Baked with Love
Baked with Love
Marciano Commons’ Carmen Quijada makes 600 cookies a day
Vegan red velvet cupcakes. Salted caramel blondies. Cherry hand pies. If you’ve dined at Marciano Commons and ended your meal with something sweet, you probably have baker Carmen Quijada to thank.
Quijada, who has worked at BU Dining Services for almost seven years, was born in El Salvador and moved to the Boston area in 2011. She found the job at BU thanks to her dad, Danny, who had previously worked for BU Dining, too.

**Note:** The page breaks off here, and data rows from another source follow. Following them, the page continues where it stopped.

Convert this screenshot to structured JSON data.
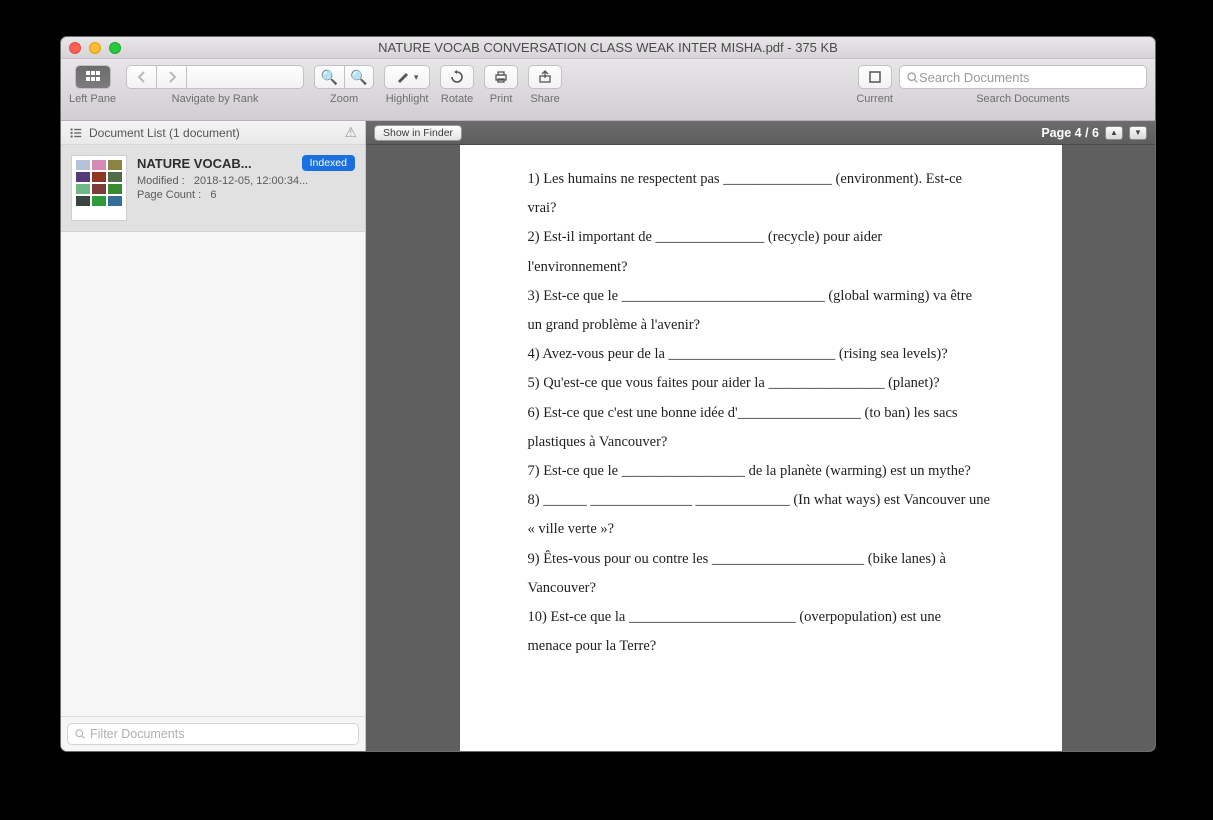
{
  "window": {
    "title": "NATURE VOCAB CONVERSATION CLASS WEAK INTER MISHA.pdf - 375 KB"
  },
  "toolbar": {
    "left_pane_label": "Left Pane",
    "navigate_label": "Navigate by Rank",
    "zoom_label": "Zoom",
    "highlight_label": "Highlight",
    "rotate_label": "Rotate",
    "print_label": "Print",
    "share_label": "Share",
    "current_label": "Current",
    "search_label": "Search Documents",
    "search_placeholder": "Search Documents"
  },
  "sidebar": {
    "header": "Document List (1 document)",
    "doc": {
      "name": "NATURE VOCAB...",
      "badge": "Indexed",
      "modified_label": "Modified :",
      "modified_value": "2018-12-05, 12:00:34...",
      "pagecount_label": "Page Count :",
      "pagecount_value": "6"
    },
    "filter_placeholder": "Filter Documents"
  },
  "viewer": {
    "show_in_finder": "Show in Finder",
    "page_label": "Page 4 / 6"
  },
  "document_lines": [
    "1) Les humains ne respectent pas _______________ (environment). Est-ce",
    "vrai?",
    "2) Est-il important de _______________ (recycle) pour aider",
    "l'environnement?",
    "3) Est-ce que le ____________________________ (global warming) va être",
    "un grand problème à l'avenir?",
    "4) Avez-vous peur de la _______________________ (rising sea levels)?",
    "5) Qu'est-ce que vous faites pour aider la ________________ (planet)?",
    "6) Est-ce que c'est une bonne idée d'_________________ (to ban) les sacs",
    "plastiques à Vancouver?",
    "7) Est-ce que le _________________ de la planète (warming) est un mythe?",
    "8) ______ ______________ _____________ (In what ways) est Vancouver une",
    "« ville verte »?",
    "9) Êtes-vous pour ou contre les _____________________ (bike lanes) à",
    "Vancouver?",
    "10) Est-ce que la _______________________ (overpopulation) est une",
    "menace pour la Terre?"
  ]
}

“I got hired here because they needed a helper at nights, but I never baked a cookie before,” Quijada says. Dining Services lead baker Sonia Johnson took the new hire under her wing, an experience that Quijada describes as awesome. “She’s my teacher, but more than that, she’s like my mom,” she says. Johnson trained her protégée to first bake vegan desserts, all of which are made from scratch, before moving on to cakes and cookies, which often come from a mix.
Quijada’s five-day-a-week, eight-hour-shift starts at 10 am. She estimates her team makes about 600 cookies a day, just for Marciano Commons. Next week is the annual themed Halal-A-Topia (A Taste of Authentic Cuisine from Across the Muslim World Dinner) celebration in concert with the BU Islamic Society, and Quijada is already thinking of desserts, like Egyptian zalabya (sweet fritters).
“Themed nights are difficult because sometimes you have never seen that item before,” she says. “You have to read the recipe, Google it, and see how it looks, and then make it.”
She says her favorite part of her job is interacting with students, many of whom know her name and swing by to say hi (and grab a cookie).
Outside of work, Quijada enjoys photography, hiking, singing, and spending time with daughter Isabella. She bakes at home, too, and says her sister especially loves her apple crisp, and her brother-in-law puts in special requests for lemon crumble. Quijada says she doesn’t have a big sweet tooth, though she will indulge in key lime pie.
The one dessert she has yet to conquer is a classic French macaron, famous for its soft buttercream center and crunchy shell. “I’ve tried many times and they don’t come out perfect,” she says, “and I want them to be perfect.”